You need a mutex to protect your data.
Before modifying or reading the data, you need to lock the mutex, after you've finished, unlock the mutex. This means that only one thread can be accessing the data at a time, making sure that it's always in a valid state.

* Volatile only protects individual primitives from concurrent access, not entire data structures. So even with volatile members, your composite object itself could be read in a 'half modified' state.

Use a mutex ;)
[EDIT] It seems Java doesn't provide a simple Mutex... Use a semaphore ;)

[Edited by - Hodgman on August 13, 2008 11:19:33 PM]
Yeah I thought that would be too easy, just couldn't nail down a concrete reason. Computers suck, they need to be figuring this stuff out on their own from now on. :p
Have you looked at using synchronized methods or synchronized blocks of code?
Quote:Original post by Tebriel
Yeah I thought that would be too easy, just couldn't nail down a concrete reason. Computers suck, they need to be figuring this stuff out on their own from now on. :p


OpenMP, TBB, Stackless Python, Erlang, ....

Just use the right language.
You're saying those solve "all" multithreading issues? I have to be just a little skeptical there.

But even if they can do MT magic, they can't have the community and free functionality that Java has in other areas, that's pretty huge.
Quote:Original post by Shabadoo
Have you looked at using synchronized methods or synchronized blocks of code?


Well yeah, that was what I was going to end up doing had I gotten no feedback. I was just considering using Semaphore with MAX_AVAILABLE=1, to make writing the code a little cleaner, but I don't think it does. Yeah wouldn't synchronized be easier? I think that's what I really need.
Actually even better, I think I'm going to use a "Guarded Block" to do this.

http://java.sun.com/docs/books/tutorial/essential/concurrency/guardmeth.html

The 'feed' is a consumer and the data altering thread is a producer, looks good. Still researching... hmm.

[Edited by - Tebriel on August 14, 2008 12:56:46 PM]
OpenMP/TBB aren't languages...

I'm guessing that Synchronized methods won't help your situation, because they just stop two threads from updating / reading the object at once.
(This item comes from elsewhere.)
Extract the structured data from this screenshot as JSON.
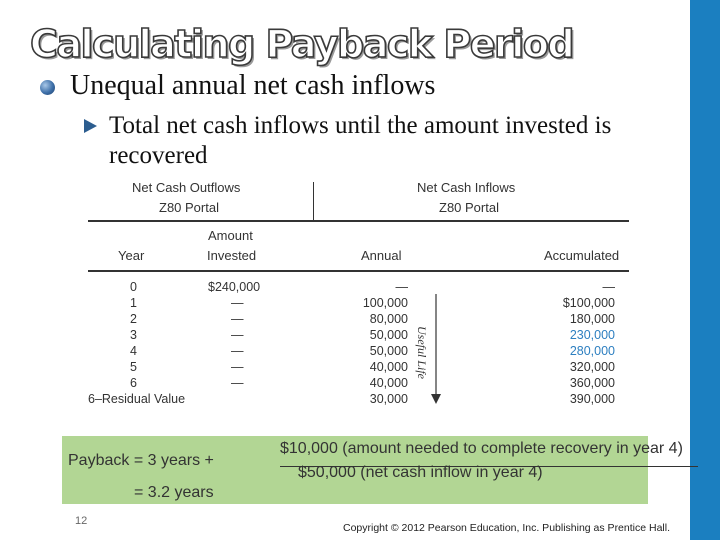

This means that they can still 'take turns' in updating/reading the object - so if it takes multiple updates to change the object from one valid state to another, then it would still be possible for the object to be read in an invalid/intermediate/half-updated state.

I haven't used synchronised blocks before, so I can't comment on them.

That Guarded Blocks / Producer-Consumer example looks pretty useful.
The only difference I'm aware of with sync blocks is that they allow you to lock on any given object instead of the one running the currently executing sync method.

I'm actually not sure if multiple updates (which invalidate my model's state in between) will occur here. Since it's fairly probable, I should probably guard against it. I think Guarded Blocks will be sufficient for that.

The example on that page also ensures that the consumer thread (sending data to clients for me) sends out it's updates before any further updates are permitted, which I also like. So each change to the data should be a separate client update, rather than possibly combining several changes into one client update.